Les préalables, normalement construits par l'enfant, devraient constituer autant de ressources qui apparaissent comme fondamentales , dont il devrait pouvoir disposer, pour s'inscrire dans la collectivité scolaire et ses activités, et pour que cette entrée à l'école ne soit pas un déchirement, une rupture, un traumatisme, mais un acte social, créatif de la personne, lié à son désir de grandir.

Pourtant, certains enfants, et c'est la raison pour laquelle le rééducateur les rencontre lors des séances préliminaires, éprouvent des difficultés à l'école. "Ils ne peuvent apprendre", ou "refusent d'entrer dans les activités scolaires", ou encore "manifestent des attitudes et/ou des comportements qui rendent difficiles ou compromettent leur devenir scolaire". Le rééducateur, confronté à ce qu'il pense pouvoir être des symptômes du malaise, du "mal-être" de l'enfant à l'école, cherche à comprendre ce qui se passe pour ces enfants. Nous avons pu relever, au passage, ce qui peut faire difficulté, pour un enfant, dans son parcours de la maison à l'école. Nous avons noté la complexité des processus en jeu, et le fait que des obstacles, des embûches, sont toujours possibles. La difficulté est normale, dans un parcours difficile .

Les premières hypothèses de compréhension de la difficulté de l'enfant, peuvent être que "quelque chose" ne s'est pas joué du côté de la séparation de l'enfant avec sa famille. L'enfant se retrouve en difficulté à l'école, non seulement parce qu'il ne parvient pas à se désengluer du milieu familial et à rendre sa pensée disponible, mais aussi parce que, peut-être, l'inachèvement des processus qui correspondent aux diverses opérations de séparation, ne lui ont pas permis d'élaborer de manière satisfaisante les capacités et les préalables nécessaires pour désirer apprendre. Il pourra s'avérer indispensable, en conséquence, d'aider cet enfant à poursuivre l'élaboration de ses processus de séparation, et, dans la mesure du possible, dès que les difficultés se manifestent. Les analyses du chapitre VI, nous avaient conduits à poser d'une manière anticipée, avions-nous annoncé, qu'un enfant non engagé dans des processus d'individuation, un enfant dont l'évolution semble bloquée, comme Victor, un enfant dont les difficultés sont manifestes dans tous ses lieux de vie, semble requérir des soins. Les analyses de ce chapitre, ont pu vérifier ces affirmations. On peut remarquer que la difficulté manifeste de l'enfant n'est pas significative, en soi, quant à l'indication de soin ou d'aide rééducative . Cependant, entendre les difficultés de l'enfant comme un symptôme et l'expression d'un processus de recherche par le sujet, de solutions à un conflit inconscient, ou à des questions qui aboutissent, pour l'instant sur des réponses en impasses, nous a conduit à souligner la dimension dynamique et relationnelle de ce symptôme. Ce dynamisme psychique de l'enfant, peut constituer un élément déterminant pour l'INDICATION DE REEDUCATION . Il constitue la condition de possibilité des capacités d'auto-réparation du sujet.

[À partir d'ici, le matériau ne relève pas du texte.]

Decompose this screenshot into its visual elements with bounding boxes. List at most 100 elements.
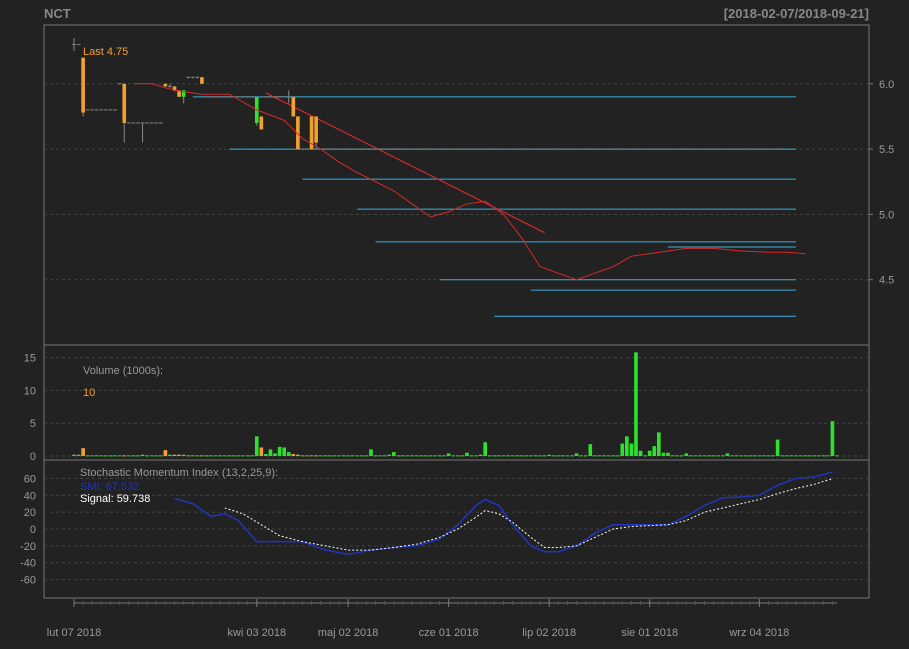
volume-bar [158,455,163,457]
volume-bar [387,454,392,456]
smi-tick-label: -60 [20,575,36,587]
moving-average-line [133,83,806,281]
volume-bar [136,455,140,457]
volume-bar [200,455,204,457]
volume-bar [602,455,606,457]
volume-bar [245,455,250,457]
volume-bar [593,455,597,457]
volume-bar [812,455,816,457]
volume-bar [99,455,104,457]
volume-bar [360,455,364,457]
last-price-label: Last 4.75 [83,46,128,58]
volume-bar [382,455,387,457]
volume-bar [113,455,117,457]
volume-bar [355,455,360,457]
volume-bar [177,454,181,456]
volume-bar [752,455,757,457]
volume-bar [300,455,305,457]
volume-bar [273,453,277,456]
smi-tick-label: 0 [30,524,36,536]
volume-title: Volume (1000s): [83,365,163,377]
volume-bar [707,455,711,457]
volume-bar [620,443,625,456]
volume-bar [835,455,839,457]
volume-bar [76,454,81,456]
volume-bar [734,455,739,457]
smi-value-label: SMI: 67.532 [80,481,139,493]
price-tick-label: 4.5 [879,275,894,287]
volume-bar [830,421,835,456]
volume-bar [588,444,593,456]
symbol-title: NCT [44,6,71,21]
volume-bar [670,455,675,457]
smi-panel: -60 -40 -20 0 20 40 60 Stochastic Momentum Inde… [20,459,870,599]
volume-bar [286,452,291,456]
volume-bar [282,447,286,456]
panel-frame [43,24,870,346]
volume-bar [104,455,108,457]
volume-bar [328,455,332,457]
volume-bar [465,452,469,456]
volume-bar [268,449,273,456]
candle-body [309,116,314,150]
volume-bar [392,452,396,456]
volume-bar [277,446,282,456]
volume-bar [497,455,501,457]
volume-bar [675,455,679,457]
volume-bar [437,455,442,457]
signal-value-label: Signal: 59.738 [80,493,150,505]
x-tick-label: wrz 04 2018 [728,627,789,639]
volume-value: 10 [83,387,95,399]
volume-bar [711,455,716,457]
volume-bar [236,455,241,457]
volume-bar [222,455,227,457]
smi-tick-label: -40 [20,558,36,570]
volume-bar [720,455,725,457]
volume-bar [798,455,803,457]
volume-bar [565,455,570,457]
volume-bar [515,455,519,457]
volume-bar [291,454,296,456]
price-tick-label: 5.0 [879,209,894,221]
volume-bar [661,452,666,456]
volume-bar [213,455,218,457]
volume-bar [122,455,127,457]
volume-bar [789,455,794,457]
volume-bar [583,455,588,457]
volume-bar [743,455,748,457]
volume-bar [90,455,95,457]
x-tick-label: lut 07 2018 [47,627,101,639]
volume-tick-label: 15 [24,353,36,365]
volume-bar [232,455,236,457]
smi-line [174,471,833,556]
x-tick-label: cze 01 2018 [419,627,479,639]
volume-bar [538,455,542,457]
panel-frame [43,344,870,461]
trend-line [265,92,545,234]
volume-bar [643,455,647,457]
volume-bar [561,455,565,457]
candle-body [314,116,318,143]
volume-bar [209,455,213,457]
volume-panel: 0 5 10 15 Volume (1000s): 10 [24,344,870,463]
volume-bar [739,455,743,457]
volume-bar [190,455,195,457]
volume-bar [533,455,538,457]
smi-tick-label: 20 [24,507,36,519]
volume-bar [784,455,789,457]
volume-bar [803,455,807,457]
volume-bar [611,455,615,457]
volume-bar [296,454,300,456]
volume-bar [241,455,245,457]
volume-bar [693,455,698,457]
volume-bar [423,455,428,457]
volume-bar [396,455,401,457]
smi-tick-label: 60 [24,473,36,485]
volume-bar [163,450,168,456]
volume-bar [748,455,753,457]
volume-bar [794,455,798,457]
volume-bar [259,447,264,456]
volume-bar [762,455,766,457]
volume-bar [305,455,309,457]
volume-bar [446,453,451,456]
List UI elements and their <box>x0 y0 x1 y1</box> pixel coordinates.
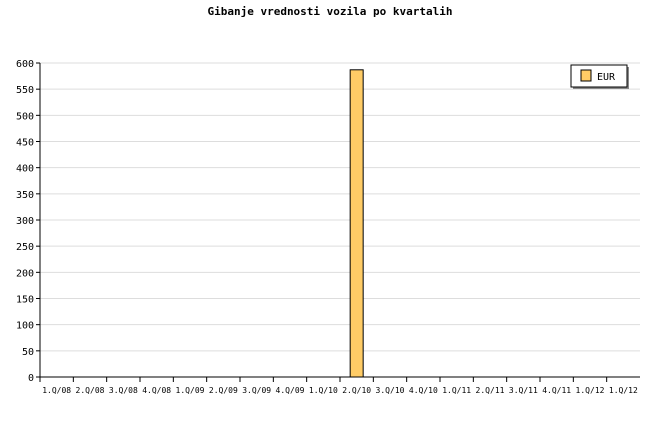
x-tick-label: 4.Q/09 <box>276 386 305 395</box>
y-tick-label: 350 <box>16 190 34 201</box>
x-tick-label: 3.Q/08 <box>109 386 138 395</box>
y-tick-label: 400 <box>16 164 34 175</box>
x-tick-label: 4.Q/10 <box>409 386 438 395</box>
x-tick-label: 2.Q/10 <box>342 386 371 395</box>
legend: EUR <box>570 64 629 89</box>
bar <box>349 69 364 378</box>
x-tick-label: 1.Q/08 <box>42 386 71 395</box>
x-tick-label: 2.Q/11 <box>476 386 505 395</box>
y-tick-label: 250 <box>16 242 34 253</box>
y-tick-label: 0 <box>28 373 34 384</box>
y-tick-label: 300 <box>16 216 34 227</box>
x-tick-label: 2.Q/09 <box>209 386 238 395</box>
x-tick-label: 1.Q/09 <box>176 386 205 395</box>
x-tick-label: 1.Q/10 <box>309 386 338 395</box>
x-tick-label: 1.Q/12 <box>609 386 638 395</box>
y-tick-label: 200 <box>16 268 34 279</box>
legend-label: EUR <box>597 72 616 83</box>
x-tick-label: 3.Q/10 <box>376 386 405 395</box>
y-tick-label: 500 <box>16 111 34 122</box>
x-tick-label: 4.Q/11 <box>542 386 571 395</box>
chart-title: Gibanje vrednosti vozila po kvartalih <box>207 5 452 18</box>
y-tick-label: 100 <box>16 321 34 332</box>
y-tick-label: 50 <box>22 347 34 358</box>
y-tick-label: 600 <box>16 59 34 70</box>
x-tick-label: 1.Q/12 <box>576 386 605 395</box>
x-tick-label: 3.Q/09 <box>242 386 271 395</box>
y-tick-label: 150 <box>16 295 34 306</box>
y-tick-label: 450 <box>16 138 34 149</box>
legend-swatch <box>580 69 592 82</box>
x-tick-label: 3.Q/11 <box>509 386 538 395</box>
y-tick-label: 550 <box>16 85 34 96</box>
x-tick-label: 2.Q/08 <box>76 386 105 395</box>
x-tick-label: 1.Q/11 <box>442 386 471 395</box>
x-tick-label: 4.Q/08 <box>142 386 171 395</box>
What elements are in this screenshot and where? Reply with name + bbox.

Lorsqu'un enfant n'a pas achevé de construire les compétences et les capacités nécessaires pour se séparer et pour apprendre, lorsqu'il en a été empêché, ou lorsque, provisoirement, "il n'est plus présent psychiquement à l'école", parce que sa pensée est encombrée de préoccupations qui l'engluent dans le monde familial, il n'est pas pour autant et d'une manière systématique, dans une pathologie qui nécessiterait des soins. Les hypothèses de compréhension de la difficulté de l'enfant, telles qu'elles ont été avancées au fur et à mesure de nos analyses, sont autant de pistes possibles. Il y en a d'autres. Seule la rencontre singulière avec l'enfant peut permettre de formuler des hypothèses sur sa difficulté, en fonction de son histoire singulière. Nous savons d'autre part que ces hypothèses ne sont que des hypothèses, et si elles permettent d'entreprendre le travail avec l'enfant, ce qui constituera ensuite l'histoire de la relation entre l'adulte aidant et l'enfant, pourra les confirmer, les infirmer, et, sans doute, conduira, la plupart du temps, à en formuler d'autres.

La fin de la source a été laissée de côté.